Il boom dell’Insostenibile nell’Italia dell’edonismo reaganiano, è certo ascrivibile al contesto stesso. Gli anni Ottanta portavano in dote, da un lato il trapasso delle lotte sindacali, la disillusione politica scaturita dal “magna-magna” del pentapartito, la corruzione sempre più evidente, e, dall’altra, il piacere di vivere in un’epoca più spensierata e meno formale, dove si scoprivano gli aperitivi, si credeva in una nuova religione che era la nazionale di calcio, detentrice dell’alloro di Spagna ’82 e che, come cantava Fossati, anche se alla stazione «dormivamo tutti» e si perdeva il treno, un altro ne sarebbe presto passato. Ecco che quel tessuto sociale che dal dopoguerra cercava con tutte le sue forze di allontanare la miseria, quando raggiunse una forma di benessere diffuso vi ci si affidò completamente.
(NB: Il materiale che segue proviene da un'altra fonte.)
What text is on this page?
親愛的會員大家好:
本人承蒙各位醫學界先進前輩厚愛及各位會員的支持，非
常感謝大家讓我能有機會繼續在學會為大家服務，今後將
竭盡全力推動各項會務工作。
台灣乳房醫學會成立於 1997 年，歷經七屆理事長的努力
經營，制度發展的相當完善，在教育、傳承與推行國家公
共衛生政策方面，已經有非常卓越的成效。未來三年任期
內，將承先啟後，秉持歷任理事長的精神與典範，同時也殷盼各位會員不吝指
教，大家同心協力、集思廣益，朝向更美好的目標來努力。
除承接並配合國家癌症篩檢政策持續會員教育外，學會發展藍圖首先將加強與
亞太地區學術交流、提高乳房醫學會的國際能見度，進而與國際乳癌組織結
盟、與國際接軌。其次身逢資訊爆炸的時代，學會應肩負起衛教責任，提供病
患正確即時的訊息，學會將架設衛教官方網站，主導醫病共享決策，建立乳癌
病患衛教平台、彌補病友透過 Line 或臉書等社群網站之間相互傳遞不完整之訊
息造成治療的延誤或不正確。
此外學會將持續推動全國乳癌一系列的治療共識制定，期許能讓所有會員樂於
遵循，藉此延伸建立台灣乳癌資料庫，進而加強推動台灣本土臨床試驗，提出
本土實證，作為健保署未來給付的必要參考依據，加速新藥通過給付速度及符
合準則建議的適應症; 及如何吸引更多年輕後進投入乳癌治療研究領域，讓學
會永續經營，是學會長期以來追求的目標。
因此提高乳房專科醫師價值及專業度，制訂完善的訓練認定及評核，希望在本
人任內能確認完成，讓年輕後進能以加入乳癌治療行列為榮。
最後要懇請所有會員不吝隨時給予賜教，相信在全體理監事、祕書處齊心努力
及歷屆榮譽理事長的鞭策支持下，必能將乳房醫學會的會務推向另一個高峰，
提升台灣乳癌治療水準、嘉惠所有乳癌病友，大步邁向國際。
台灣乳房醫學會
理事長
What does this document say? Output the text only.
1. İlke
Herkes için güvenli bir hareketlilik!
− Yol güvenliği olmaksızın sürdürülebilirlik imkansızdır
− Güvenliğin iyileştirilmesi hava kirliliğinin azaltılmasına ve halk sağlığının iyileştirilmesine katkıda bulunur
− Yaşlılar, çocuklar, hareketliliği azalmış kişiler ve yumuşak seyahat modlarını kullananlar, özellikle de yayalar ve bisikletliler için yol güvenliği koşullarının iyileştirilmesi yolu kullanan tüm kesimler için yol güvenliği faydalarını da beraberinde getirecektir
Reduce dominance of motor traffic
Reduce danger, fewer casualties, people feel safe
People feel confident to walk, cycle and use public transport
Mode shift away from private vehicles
Accolse sì il romanzo di Kundera ma di esso rammentò solo le sue componenti sentimentali; via i carri armati sovietici da Piazza San Venceslao, via l’Edipo Re e i contenziosi dell’Est e dell’Ovest, via le cose serie che tanto sono noiose: il decennio domandava di far affidamento sugli amori dannunziani e sulla sessualità romantica, forse frivola ma adatta per essere riportata sui diari dagli adolescenti.
Il romanzo di Kundera ebbe la fortuna di essere edito al momento giusto. Se è certo che il suo geniale autore lo creò a immagine e somiglianza delle grandi opere d’arte, suscettibili, occorre ribadirlo, di innumerevoli livelli di ricezione, e se come ogni importante prodotto culturale mai è compreso da tutti coloro che lo fruiscono, nei suoi significati più reconditi – per ovvi motivi di tempo e per il possesso o meno di certi strumenti interpretativi -, è pur vero che buona parte della sua fama leggendaria è derivata dalla sintonia con certe sensibilità che l’epoca e la società domandavano e che il romanzo ha rintracciato. Ed anche in questo è stato il genio di Milan Kundera.